Most of the above has happened in the last week and it seems that as we get one thing sorted something else comes up.
I am having to rely on my little business more and more. where before I didn’t worry about how many sales I made I just loved making things and running my little Etsy shop, I still do and now I realise that it has got to the stage where I am at the a crossroads with it. I have got to the point where I know for sure it can work but am I braver enough to put myself out there ? Can I give it the time it needs to grow ? Do I have the time it needs to grow or even the finances ?
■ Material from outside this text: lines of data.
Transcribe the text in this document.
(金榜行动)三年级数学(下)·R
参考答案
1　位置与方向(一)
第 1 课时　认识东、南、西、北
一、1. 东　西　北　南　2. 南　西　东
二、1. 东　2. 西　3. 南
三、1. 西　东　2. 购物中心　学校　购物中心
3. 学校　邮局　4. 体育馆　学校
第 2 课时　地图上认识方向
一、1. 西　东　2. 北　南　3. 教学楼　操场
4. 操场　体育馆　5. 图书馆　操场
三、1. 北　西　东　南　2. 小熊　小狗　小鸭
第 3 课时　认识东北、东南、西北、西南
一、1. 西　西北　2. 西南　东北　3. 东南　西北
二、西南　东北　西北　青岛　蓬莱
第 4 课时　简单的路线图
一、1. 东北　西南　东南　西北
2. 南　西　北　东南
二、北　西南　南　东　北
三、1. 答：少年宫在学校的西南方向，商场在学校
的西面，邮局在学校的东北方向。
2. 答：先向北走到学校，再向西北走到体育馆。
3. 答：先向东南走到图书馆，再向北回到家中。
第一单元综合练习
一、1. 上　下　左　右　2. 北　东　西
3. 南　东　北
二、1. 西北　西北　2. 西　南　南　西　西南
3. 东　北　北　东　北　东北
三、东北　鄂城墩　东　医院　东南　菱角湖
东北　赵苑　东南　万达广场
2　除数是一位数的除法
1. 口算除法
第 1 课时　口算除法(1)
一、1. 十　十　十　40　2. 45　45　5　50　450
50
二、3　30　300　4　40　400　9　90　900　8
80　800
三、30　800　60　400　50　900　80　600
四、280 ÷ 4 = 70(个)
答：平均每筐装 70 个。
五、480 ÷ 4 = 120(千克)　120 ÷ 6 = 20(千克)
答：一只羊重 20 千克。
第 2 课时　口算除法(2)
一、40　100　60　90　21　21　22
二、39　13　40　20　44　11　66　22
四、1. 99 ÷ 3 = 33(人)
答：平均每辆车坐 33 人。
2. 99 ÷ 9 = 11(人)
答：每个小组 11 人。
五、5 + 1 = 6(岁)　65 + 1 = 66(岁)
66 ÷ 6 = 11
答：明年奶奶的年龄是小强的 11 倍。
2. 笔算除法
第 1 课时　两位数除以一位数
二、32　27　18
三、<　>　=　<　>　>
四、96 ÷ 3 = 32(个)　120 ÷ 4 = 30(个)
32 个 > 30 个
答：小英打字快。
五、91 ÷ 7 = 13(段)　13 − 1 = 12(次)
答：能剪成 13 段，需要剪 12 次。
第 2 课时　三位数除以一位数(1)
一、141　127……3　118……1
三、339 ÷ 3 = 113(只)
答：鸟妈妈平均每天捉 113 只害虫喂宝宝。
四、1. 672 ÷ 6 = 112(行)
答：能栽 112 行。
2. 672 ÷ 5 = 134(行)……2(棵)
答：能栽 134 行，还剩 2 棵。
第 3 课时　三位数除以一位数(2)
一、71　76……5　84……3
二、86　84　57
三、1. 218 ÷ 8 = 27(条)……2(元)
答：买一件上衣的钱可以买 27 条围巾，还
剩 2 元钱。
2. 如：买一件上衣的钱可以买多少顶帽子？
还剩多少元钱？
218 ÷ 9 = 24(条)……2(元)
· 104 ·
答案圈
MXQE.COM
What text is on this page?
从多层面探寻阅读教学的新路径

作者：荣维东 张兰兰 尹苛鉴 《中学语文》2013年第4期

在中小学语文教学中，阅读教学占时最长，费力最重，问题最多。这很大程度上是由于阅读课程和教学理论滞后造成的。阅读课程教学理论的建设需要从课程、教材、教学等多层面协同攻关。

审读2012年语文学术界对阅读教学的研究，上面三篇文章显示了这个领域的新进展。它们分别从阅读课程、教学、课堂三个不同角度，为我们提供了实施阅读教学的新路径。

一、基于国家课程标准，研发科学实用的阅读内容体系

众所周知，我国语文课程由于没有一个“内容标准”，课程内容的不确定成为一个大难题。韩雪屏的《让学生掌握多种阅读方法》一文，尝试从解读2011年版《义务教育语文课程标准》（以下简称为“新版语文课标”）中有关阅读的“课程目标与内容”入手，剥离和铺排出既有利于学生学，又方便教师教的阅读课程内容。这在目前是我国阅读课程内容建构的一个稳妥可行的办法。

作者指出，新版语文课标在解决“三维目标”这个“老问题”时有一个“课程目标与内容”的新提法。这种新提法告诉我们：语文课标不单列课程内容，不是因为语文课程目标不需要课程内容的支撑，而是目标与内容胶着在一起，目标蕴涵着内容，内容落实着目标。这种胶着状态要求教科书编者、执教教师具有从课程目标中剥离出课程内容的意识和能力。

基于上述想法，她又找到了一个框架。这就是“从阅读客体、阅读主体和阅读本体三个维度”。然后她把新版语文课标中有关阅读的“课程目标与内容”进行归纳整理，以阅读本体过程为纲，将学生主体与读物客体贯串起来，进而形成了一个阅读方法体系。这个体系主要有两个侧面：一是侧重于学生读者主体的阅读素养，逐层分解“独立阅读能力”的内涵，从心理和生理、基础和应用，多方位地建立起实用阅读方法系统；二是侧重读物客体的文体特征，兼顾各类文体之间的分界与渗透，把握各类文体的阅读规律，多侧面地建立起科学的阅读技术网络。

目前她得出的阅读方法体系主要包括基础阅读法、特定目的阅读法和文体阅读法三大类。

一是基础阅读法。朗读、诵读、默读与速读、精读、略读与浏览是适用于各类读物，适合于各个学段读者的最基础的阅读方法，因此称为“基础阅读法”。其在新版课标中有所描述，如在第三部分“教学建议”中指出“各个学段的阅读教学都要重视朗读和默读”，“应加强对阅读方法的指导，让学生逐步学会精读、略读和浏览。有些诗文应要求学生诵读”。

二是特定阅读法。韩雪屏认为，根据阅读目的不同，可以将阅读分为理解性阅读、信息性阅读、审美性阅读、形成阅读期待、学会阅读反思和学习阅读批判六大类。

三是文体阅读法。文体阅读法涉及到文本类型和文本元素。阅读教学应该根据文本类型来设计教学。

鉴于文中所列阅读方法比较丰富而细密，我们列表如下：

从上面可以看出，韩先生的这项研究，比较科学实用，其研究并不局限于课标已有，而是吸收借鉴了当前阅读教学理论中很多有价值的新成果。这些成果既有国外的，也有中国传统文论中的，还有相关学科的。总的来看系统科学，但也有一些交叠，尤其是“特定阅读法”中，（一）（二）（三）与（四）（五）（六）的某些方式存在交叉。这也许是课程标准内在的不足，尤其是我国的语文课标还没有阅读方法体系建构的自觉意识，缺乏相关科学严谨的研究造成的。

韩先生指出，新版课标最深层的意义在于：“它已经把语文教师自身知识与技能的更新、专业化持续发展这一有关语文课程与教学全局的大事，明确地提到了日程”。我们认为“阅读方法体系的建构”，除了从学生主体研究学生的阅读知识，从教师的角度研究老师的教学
I tell my children to face things straight on, to be positive, look on the bright side, be happy, take a risk, be brave, everything will be alright, that they are safe and loved, if they work hard their dreams will come true, there is always a silver lining to every cloud, be kind. So why am I finding some of the above a struggle ?
I need to be BRAVE but somewhere along the way I have forgotten how to ?
But by Spring things, out of my control, will have changed and I am going to have to face them head on and I will, I really, really will and everything will seem better when the sun shines but for the time being these daffodils will be my little bit of sunshine.
This isn’t the post I intended to write as I usually don’t go down the personal route, but somehow writing it has helped as it has put things into perspective and I already feel a little braver !
Now lets see if I can be brave enough to press the publish button ……. after all I can always press delete.